Saturday, August 8, 2009

Notorious (2009)

The two major music legend biopics of recent years were rightly skewered by Dewey Cox for laboring and laboring under the tired Behind the Music formula. There's more than one mold into which you can cast a person's life (even the life of a recording artist). The Biggie Smalls picture is engrossing because even though we know how it ends, and even though Biggie famously seemed to presage an imminent demise, the events of his life do not tidily arc toward that doom. He was not a man undone by vice, nor was he trapped in the familiar gears of poverty-violence. Basically he lead a blessed life, loved and protected by everyone in the extended family he gathered around him, and he was gifted with a talent and generous nature that enriched those lives. He philandered and we sense he would have tried to be better had he not suddenly been murdered.

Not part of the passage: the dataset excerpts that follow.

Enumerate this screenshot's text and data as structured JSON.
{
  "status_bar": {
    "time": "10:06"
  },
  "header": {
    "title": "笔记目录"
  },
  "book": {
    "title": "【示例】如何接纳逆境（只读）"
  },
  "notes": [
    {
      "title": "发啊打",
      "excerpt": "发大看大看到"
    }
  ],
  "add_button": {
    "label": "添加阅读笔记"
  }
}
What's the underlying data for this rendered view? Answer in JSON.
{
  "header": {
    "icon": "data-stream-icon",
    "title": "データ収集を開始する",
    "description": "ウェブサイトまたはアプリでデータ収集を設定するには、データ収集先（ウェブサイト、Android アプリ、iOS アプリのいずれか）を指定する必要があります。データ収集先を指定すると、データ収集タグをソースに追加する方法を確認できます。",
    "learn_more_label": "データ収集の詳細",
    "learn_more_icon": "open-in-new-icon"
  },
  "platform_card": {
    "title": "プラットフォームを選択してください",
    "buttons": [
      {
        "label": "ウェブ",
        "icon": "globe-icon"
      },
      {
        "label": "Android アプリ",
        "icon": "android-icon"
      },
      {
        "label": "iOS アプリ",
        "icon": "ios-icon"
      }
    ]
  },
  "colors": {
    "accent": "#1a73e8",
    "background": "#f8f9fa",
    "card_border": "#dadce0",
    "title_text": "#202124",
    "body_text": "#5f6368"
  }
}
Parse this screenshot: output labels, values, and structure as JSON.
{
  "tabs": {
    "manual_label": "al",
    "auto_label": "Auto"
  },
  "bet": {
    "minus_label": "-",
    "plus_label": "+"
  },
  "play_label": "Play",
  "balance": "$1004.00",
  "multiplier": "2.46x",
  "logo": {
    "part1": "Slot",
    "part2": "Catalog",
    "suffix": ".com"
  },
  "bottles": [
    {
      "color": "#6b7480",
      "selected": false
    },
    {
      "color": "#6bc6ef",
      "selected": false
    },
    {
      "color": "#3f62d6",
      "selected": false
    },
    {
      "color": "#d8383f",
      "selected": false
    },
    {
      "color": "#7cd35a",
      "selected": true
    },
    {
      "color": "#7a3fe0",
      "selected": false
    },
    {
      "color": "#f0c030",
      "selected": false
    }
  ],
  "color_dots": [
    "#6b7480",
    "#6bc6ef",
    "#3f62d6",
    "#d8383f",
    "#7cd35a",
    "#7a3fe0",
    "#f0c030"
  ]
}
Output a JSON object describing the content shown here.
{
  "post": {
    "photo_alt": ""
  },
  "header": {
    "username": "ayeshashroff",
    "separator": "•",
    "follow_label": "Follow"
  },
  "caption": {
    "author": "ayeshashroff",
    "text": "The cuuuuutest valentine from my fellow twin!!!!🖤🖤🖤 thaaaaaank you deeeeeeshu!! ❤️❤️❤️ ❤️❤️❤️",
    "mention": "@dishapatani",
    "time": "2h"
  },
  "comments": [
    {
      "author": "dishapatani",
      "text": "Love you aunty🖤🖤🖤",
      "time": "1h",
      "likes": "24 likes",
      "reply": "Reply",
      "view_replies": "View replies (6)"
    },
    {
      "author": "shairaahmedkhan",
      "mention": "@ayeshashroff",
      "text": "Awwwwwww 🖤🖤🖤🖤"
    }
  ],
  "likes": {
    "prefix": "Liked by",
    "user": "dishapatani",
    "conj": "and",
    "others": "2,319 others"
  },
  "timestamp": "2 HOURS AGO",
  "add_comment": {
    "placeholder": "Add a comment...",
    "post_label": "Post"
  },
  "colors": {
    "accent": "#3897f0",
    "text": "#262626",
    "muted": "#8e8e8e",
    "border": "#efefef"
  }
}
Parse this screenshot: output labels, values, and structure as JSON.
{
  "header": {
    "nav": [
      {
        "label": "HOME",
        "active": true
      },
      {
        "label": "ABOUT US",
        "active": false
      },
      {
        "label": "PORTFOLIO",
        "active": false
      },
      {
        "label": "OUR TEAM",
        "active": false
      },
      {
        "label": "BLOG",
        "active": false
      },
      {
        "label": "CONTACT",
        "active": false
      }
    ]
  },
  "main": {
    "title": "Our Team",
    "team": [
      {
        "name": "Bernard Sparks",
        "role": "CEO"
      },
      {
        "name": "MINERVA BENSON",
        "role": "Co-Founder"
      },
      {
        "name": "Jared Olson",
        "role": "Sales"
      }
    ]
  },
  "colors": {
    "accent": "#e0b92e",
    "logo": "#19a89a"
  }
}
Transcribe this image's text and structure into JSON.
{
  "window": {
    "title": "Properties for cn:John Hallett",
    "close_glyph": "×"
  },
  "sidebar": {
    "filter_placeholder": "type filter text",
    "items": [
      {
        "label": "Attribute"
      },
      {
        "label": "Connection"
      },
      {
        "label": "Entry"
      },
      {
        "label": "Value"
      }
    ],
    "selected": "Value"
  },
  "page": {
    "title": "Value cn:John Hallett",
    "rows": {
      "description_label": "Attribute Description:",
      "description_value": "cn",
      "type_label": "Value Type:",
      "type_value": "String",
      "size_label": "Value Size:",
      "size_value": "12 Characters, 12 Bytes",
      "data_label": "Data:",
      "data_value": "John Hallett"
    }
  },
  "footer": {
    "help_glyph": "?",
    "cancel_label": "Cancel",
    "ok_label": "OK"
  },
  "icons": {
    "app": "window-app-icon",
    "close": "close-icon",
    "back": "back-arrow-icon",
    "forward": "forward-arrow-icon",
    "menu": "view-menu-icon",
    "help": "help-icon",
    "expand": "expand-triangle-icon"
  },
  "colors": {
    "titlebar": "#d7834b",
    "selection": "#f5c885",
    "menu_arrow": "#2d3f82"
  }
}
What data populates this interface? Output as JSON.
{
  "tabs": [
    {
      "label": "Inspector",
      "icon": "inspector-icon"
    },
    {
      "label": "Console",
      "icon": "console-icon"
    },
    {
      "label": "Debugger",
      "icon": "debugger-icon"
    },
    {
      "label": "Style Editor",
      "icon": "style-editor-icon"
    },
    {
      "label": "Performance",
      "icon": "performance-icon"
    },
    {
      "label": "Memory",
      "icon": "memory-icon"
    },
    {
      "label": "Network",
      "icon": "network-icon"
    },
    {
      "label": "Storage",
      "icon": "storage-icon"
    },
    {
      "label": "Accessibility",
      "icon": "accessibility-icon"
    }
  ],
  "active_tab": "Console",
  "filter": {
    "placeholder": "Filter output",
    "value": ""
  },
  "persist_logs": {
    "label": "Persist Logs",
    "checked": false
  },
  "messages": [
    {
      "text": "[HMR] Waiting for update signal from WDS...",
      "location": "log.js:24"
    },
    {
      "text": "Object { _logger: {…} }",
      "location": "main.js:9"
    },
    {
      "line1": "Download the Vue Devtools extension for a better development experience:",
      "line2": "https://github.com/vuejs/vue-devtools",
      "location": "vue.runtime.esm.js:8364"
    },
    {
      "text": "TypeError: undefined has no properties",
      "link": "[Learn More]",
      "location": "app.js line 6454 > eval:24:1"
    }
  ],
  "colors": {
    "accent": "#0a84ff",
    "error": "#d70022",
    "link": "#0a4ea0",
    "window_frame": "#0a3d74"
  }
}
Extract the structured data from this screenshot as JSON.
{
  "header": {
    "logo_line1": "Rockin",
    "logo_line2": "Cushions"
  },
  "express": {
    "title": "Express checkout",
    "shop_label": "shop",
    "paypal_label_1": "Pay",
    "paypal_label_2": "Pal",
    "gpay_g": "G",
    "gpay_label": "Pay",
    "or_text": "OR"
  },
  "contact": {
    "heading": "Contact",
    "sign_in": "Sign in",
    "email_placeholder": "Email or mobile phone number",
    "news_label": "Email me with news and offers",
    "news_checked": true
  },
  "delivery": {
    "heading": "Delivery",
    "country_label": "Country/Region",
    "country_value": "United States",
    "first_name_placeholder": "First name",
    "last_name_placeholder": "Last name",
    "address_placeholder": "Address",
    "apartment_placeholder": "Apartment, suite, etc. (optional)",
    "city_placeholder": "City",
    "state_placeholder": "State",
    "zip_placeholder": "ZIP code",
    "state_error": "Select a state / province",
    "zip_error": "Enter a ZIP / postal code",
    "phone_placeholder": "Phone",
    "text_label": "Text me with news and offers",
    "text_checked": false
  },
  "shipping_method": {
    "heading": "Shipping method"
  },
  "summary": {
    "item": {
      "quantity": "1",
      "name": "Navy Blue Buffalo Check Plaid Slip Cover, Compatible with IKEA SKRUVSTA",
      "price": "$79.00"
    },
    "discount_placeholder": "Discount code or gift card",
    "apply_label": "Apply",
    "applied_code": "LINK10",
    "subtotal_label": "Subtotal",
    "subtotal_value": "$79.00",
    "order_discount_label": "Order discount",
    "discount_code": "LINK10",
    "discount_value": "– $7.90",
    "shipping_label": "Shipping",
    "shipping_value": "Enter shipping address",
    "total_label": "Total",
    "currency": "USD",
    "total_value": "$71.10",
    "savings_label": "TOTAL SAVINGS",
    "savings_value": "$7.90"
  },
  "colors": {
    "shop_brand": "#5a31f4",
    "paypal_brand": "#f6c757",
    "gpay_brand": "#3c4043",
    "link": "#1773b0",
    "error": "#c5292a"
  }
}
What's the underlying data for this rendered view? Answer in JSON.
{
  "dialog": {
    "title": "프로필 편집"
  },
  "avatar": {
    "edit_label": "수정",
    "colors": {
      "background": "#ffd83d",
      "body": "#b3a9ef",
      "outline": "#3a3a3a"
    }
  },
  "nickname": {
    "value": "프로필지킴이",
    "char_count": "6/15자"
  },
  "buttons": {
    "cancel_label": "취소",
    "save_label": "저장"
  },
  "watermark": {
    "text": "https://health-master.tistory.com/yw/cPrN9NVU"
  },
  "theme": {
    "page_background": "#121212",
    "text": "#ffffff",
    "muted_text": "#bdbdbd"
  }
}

The picture gracefully sets the record straight, portraying a nonexistent feud sparked by misunderstanding and fanned by secondary parties that perceive advantage in chaos. (Here, the media in general and the vilified Suge Knight in particular.) No one seems more bewildered by the escalation than Biggie.

The role of Tupac is managed well: Regarded by Biggie with great esteem and perhaps secret awe, there is deep regret and lingering confusion but no hint of malice. Tupac himself is depicted as an enigmatic Mercutio, brilliantly charismatic, cursing Biggie after a perceived betrayal and remaining woefully opaque to the end.

Indeed the sensitive, sympathetic treatment of Tupac, Lil' Kim, Faith Evans and the other supporting players is the film's strongest suit. Biggie did hurt people along his way — especially women — and a keen awareness of their pain prevents this loving tribute from foundering on sentimentality.